Coming into college, a number of my older friends drilled a single sentence into my head that both intimidated and excited me. “College is different than high school.” That was both obvious and confusing to me – of course, the classes would be harder, I would be living on my own, but college is still school. I was not expecting anything other than high school on a grander scale.
Attending my first college party changed everything. I would not consider this worth writing about unless the party was the zenith of three weeks of complete amazement. And it was. It defined something that, without the accumulation of a lifetime of high school and the three weeks leading up to it, is critically important about college interaction.
Moving to college was a trauma. I felt exactly as I had when I first moved to my hometown: lost, friendless, overwhelmed. I am a very independent person, so these emotions were foreign to me and resulted in my contraction of what I call “college depression”. I no longer wanted to be in college if it meant feeling the gut-wrenching pain of feeling alone. Being thrust into adulthood in such a short period of time had messed with my suburban head. My vision of reality was clouded by film images of college, where everyone is friends and strangers invite you into their homes.
I felt like this until I attended the Involvement Fair on campus, where every club known to man sets up a booth and advertises in hopes of your interest in their organization. What surprised me most about this fair was not the sheer number of booths, but that everyone was so welcoming. If I approached a booth, the club members immediately handed me brochures and told me about what they did and, best of all, why they wanted me in their club. I was flattered! Why would they want me? Don’t they have enough people in their club that are already friends?
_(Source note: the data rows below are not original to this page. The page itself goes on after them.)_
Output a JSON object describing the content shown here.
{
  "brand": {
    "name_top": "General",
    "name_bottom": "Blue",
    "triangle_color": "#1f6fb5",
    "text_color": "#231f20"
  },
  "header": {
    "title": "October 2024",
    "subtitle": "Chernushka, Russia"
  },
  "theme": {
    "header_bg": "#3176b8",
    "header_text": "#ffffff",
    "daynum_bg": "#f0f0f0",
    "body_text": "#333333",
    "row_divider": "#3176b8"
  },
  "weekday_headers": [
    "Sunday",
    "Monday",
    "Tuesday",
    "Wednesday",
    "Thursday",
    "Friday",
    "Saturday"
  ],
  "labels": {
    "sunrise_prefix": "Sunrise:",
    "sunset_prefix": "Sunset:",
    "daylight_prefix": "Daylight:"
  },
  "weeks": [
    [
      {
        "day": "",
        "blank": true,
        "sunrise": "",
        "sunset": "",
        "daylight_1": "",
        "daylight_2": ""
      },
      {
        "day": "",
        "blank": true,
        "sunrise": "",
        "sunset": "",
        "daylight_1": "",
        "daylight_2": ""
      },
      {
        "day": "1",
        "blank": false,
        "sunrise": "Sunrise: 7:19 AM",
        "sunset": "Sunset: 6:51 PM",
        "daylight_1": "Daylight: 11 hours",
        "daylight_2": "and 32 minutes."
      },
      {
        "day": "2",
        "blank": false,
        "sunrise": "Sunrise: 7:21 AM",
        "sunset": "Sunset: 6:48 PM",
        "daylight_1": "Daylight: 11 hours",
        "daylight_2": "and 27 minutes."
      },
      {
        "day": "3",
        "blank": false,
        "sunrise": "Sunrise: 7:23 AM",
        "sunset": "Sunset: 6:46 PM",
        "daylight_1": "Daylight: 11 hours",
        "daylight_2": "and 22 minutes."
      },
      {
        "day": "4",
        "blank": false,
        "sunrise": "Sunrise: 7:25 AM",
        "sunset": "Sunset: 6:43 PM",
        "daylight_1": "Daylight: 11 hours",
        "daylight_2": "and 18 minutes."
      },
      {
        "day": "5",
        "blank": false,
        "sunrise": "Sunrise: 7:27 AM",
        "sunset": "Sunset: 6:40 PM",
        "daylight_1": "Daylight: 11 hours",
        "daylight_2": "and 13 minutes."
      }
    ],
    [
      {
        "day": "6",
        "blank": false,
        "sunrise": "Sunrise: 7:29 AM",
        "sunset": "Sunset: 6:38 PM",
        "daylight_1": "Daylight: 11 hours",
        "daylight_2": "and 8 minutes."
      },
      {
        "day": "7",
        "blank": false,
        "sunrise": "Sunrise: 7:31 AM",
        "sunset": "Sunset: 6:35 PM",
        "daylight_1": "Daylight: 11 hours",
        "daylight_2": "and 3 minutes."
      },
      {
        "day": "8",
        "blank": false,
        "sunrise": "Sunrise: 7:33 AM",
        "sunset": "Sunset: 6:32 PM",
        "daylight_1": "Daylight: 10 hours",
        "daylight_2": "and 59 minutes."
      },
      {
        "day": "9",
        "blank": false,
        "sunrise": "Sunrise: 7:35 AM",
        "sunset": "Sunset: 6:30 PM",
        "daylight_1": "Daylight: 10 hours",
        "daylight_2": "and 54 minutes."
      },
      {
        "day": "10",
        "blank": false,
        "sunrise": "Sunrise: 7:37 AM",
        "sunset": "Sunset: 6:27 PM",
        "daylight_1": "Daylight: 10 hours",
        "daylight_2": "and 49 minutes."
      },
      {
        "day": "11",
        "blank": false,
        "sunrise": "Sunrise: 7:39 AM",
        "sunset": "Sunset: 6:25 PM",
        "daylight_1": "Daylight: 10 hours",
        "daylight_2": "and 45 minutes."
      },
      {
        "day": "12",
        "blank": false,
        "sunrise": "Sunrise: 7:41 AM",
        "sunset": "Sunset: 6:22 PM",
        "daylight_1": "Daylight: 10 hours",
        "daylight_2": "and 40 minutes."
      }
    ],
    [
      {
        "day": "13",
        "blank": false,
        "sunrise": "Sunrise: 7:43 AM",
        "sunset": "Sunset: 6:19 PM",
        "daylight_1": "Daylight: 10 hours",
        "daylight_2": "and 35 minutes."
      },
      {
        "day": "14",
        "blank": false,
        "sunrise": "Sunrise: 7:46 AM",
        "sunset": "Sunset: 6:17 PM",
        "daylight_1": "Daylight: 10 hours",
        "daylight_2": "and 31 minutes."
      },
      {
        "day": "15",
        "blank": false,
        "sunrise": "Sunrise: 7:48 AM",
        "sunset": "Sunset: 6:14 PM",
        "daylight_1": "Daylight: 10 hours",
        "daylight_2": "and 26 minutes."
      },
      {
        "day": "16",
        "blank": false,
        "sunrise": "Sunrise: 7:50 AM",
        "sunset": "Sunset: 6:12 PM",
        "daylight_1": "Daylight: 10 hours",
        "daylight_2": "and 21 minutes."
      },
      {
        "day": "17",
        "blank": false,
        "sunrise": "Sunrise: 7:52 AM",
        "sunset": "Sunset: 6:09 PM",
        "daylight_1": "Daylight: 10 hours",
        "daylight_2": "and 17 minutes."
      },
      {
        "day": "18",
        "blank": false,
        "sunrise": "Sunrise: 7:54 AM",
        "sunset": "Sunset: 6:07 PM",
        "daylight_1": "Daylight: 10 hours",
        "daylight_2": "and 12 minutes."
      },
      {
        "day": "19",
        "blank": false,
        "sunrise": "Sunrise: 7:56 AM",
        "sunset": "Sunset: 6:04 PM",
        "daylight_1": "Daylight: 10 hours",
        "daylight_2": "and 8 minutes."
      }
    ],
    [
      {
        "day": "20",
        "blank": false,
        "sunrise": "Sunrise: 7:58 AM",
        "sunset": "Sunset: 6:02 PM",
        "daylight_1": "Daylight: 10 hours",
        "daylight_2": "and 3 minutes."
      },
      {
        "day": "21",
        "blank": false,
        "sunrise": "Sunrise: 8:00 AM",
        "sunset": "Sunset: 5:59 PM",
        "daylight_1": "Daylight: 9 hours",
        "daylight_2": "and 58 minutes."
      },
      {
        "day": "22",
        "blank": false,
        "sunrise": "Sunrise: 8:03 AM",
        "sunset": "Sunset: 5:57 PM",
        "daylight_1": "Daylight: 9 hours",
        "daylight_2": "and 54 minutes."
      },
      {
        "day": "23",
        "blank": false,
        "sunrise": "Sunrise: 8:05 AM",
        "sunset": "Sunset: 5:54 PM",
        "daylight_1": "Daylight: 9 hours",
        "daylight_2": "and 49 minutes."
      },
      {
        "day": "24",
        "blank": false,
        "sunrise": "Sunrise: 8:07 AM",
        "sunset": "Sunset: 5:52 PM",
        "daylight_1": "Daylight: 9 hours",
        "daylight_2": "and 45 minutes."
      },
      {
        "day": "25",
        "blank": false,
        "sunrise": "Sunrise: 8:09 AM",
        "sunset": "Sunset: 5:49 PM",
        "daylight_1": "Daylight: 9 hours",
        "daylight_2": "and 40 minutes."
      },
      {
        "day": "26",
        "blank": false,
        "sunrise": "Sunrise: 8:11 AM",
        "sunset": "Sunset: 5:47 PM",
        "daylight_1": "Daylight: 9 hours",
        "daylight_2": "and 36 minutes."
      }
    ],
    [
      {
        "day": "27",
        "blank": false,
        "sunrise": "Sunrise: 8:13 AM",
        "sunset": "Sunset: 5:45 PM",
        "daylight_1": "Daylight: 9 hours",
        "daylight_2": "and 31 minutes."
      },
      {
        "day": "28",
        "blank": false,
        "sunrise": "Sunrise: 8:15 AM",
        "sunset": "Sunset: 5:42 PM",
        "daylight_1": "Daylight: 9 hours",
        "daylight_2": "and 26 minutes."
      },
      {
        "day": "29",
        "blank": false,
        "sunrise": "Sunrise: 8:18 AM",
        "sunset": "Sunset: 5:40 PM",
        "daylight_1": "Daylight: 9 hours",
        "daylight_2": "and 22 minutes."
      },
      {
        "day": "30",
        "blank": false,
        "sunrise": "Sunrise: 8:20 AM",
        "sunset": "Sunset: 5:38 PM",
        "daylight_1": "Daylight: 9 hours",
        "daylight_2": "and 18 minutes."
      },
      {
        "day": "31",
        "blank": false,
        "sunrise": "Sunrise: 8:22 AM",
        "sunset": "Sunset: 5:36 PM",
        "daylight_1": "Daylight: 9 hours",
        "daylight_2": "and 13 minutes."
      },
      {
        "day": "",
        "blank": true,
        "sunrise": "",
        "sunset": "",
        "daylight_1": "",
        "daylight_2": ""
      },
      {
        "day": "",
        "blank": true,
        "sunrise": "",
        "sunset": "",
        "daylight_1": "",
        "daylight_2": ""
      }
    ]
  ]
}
That was the high-school logic in me. Soon after, I began to notice how complete strangers would ask how I was in the elevator, or my neighbors would invite me to join the movie night down the hall, or fellow rowing crew members would ask if I wanted to have lunch. My “college depression” melted away as I reveled in the feeling of being involved. After working so hard to remain liked in high school (which I strongly believe everyone does, subconsciously or not), not having to try was relaxing. I soon adopted the attitude and welcomed the flood of eager Facebook friend requests and lost the apprehension toward meeting hoards of new people almost every day.
It was so refreshing to dwell in an environment of equals. For example, the girl who sat next to me in Math lecture asked me with a smile if I had a nice nap in class instead of glaring or laughing at me. I felt homesick my second weekend and went home, and when I returned, my suitemates said they were jealous that I had gone home and wanted to hear all about my weekend, even though I know they had much more fun. Now I notice every little nuance and difference that makes college so comfortable and so radical at the same time. In high school, students constantly strive to outdo each other, whether it’s in the classroom or in clubs or sports or outside of school. Here, it seems that everyone is treating others how they would like to be treated, obeying the Golden Rule.
At the party, over 90% of the people were strangers to me, but by the end of one of the most eventful nights of my life, I had forged so many new bonds that I grin just thinking about it. The amazing part? I was not trying to make these new friends, but simply leaving my judgments and worries in my dorm and introducing myself. I danced, I sang, I laughed along – each and every one of my friends, new and newer, told me they were looking out for me, and I did the same. On the long walk home, we were all caught in a storm on Fraternity Row and I was separated from my group. I plucked up the courage to ask two guys walking down the street to help me back to campus, and they didn’t hesitate to give me their umbrella and walk me toward campus until I recognized where I was.
Frankly, I am still reeling from this night. I never realized how complexly abnormal the behavior of college students was until I became a college student. I am lucky to have not yet run into a negative situation, but I am sure I will. When this happens, I will realize that the invisible symbiotic bond between students does not extend to everyone – it is an option that to turn down, one must be truly blind.
College students are simply all the same: wandering adults, stuck in a small area and forced to mature for the first time without guidelines. No matter your age, race, religion, financial status, relationship status, physical appearance, etc., in a romantic sort of way, we are all students under the same university, and it brings people together with unexpected magnetism. Loving your neighbor is the easiest and most widely-adopted technique, and with this, no one ever feels alone for long. So, I ask:
Why doesn’t the rest of the world live like this?